Open CecSve opened 1 month ago
Perhaps a table specifying what is EML profile required, IPT metadata required, similar to this table. Additional information on what is EML-derived and what are GBIF-specific elements would be nice a well, similar to the logo we add in the definition of this table specifying whether it is a GBIF term or a data standard term.
We need to avoid publishing conflicting information.
There are terms with a strict technical requirement enforced by the data format — an EML document is invalid without them. These are specified in the XSD schema definition in the case of EML / GBIF's EML profile.
There are additional terms where the requirement is enforced by our API or other processing, e.g. licence.
And there are terms where we write that they are required, but there's no technical enforcement of this: https://www.gbif.org/data-quality-requirements-occurrences — occurrenceID, basisOfRecord, scientificName, eventDate.
The GBIF Metadata Profile document could be migrated into the tech docs: https://ipt.gbif.org/manual/en/ipt/latest/gbif-metadata-profile
As it's in the IPT at present, it has complete Spanish and Japanese translations and we don't want to lose these.
I will take relevant sections of the metadata profile guide and move them to a dedicated page on metadata in tech docs. I will first commit entire sections as is, then create new commits for edits, so it is possible to add translations from the original section.
The removed sections in the IPT manual will stay in during the transition phase and contain links to the relevant section in tech docs.
I think it is not possible with the current format we have for the eml-profile, but it would be nice if we could harvest the definitions from the schema itself instead of copy-pasting. Would we need to generate XML schema documentation to transfer the descriptions in the current GBIF EML Profile?

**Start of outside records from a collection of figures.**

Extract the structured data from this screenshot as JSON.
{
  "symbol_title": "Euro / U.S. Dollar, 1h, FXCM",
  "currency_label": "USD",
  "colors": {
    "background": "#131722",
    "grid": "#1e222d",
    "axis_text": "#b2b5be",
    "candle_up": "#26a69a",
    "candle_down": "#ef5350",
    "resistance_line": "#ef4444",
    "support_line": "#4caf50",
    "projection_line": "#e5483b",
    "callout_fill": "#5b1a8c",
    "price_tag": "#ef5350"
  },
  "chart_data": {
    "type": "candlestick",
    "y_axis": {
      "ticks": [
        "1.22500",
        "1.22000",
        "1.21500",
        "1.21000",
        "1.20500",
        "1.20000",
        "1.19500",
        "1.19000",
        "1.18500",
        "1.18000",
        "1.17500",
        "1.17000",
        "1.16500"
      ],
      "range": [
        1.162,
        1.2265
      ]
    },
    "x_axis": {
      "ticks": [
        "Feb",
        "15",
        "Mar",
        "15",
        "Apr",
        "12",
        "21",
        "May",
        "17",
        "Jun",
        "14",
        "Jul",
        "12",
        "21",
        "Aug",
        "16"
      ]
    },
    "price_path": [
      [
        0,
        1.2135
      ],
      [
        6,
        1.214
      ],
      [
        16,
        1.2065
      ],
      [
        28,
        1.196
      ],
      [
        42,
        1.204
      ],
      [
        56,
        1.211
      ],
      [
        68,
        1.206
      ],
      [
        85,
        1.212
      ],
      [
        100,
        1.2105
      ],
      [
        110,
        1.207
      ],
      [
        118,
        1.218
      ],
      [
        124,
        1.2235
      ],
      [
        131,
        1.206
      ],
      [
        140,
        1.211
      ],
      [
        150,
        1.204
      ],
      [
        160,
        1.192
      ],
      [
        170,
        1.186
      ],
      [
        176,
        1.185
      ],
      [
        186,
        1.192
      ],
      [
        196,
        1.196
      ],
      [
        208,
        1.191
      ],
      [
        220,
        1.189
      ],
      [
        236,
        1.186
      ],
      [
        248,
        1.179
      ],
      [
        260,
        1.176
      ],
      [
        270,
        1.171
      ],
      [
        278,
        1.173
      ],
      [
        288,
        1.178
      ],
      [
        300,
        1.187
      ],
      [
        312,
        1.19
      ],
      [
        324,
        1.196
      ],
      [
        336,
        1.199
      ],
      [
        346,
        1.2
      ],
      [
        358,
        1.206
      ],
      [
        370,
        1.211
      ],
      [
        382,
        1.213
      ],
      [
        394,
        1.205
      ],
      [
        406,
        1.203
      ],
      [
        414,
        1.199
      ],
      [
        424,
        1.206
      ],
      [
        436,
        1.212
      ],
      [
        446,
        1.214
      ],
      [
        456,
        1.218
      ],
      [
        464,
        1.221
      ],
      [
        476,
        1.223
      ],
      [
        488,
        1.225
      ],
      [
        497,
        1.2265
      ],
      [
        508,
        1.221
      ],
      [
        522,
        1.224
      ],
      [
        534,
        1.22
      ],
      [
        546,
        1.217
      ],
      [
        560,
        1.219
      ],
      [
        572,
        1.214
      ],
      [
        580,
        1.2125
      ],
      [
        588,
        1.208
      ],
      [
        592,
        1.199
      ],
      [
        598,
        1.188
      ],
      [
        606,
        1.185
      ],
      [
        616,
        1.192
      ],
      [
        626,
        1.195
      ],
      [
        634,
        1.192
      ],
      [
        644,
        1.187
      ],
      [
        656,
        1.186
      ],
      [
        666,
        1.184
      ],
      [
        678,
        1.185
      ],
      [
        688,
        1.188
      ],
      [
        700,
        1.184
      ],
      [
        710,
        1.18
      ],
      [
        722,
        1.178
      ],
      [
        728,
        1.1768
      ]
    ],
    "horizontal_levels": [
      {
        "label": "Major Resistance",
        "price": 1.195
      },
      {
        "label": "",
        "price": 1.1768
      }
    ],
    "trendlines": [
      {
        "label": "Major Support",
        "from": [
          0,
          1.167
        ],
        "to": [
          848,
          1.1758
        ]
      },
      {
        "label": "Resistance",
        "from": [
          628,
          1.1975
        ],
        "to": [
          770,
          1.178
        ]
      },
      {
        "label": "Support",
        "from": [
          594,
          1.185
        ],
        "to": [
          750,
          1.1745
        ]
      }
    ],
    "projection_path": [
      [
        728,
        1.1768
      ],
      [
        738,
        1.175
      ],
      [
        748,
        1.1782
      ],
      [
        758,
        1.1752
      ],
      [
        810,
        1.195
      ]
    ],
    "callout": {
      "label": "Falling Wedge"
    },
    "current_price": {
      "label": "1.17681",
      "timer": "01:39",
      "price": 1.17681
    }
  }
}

For the Darwin Core Archive core/extension XML I used a Python script to generate a snippet of AsciiDoctor: https://github.com/gbif/tech-docs/blob/main/en/data-use/modules/ROOT/partials/download-terms-tables.py
Based on the discussion here https://github.com/gbif/doc-freshwater-data-publishing-guide/issues/20
It is unclear for publishers what is required and not required metadata. There may be differences between EML (or GBIF Metadata Profile) and the IPT's metadata editor interface that should be resolved.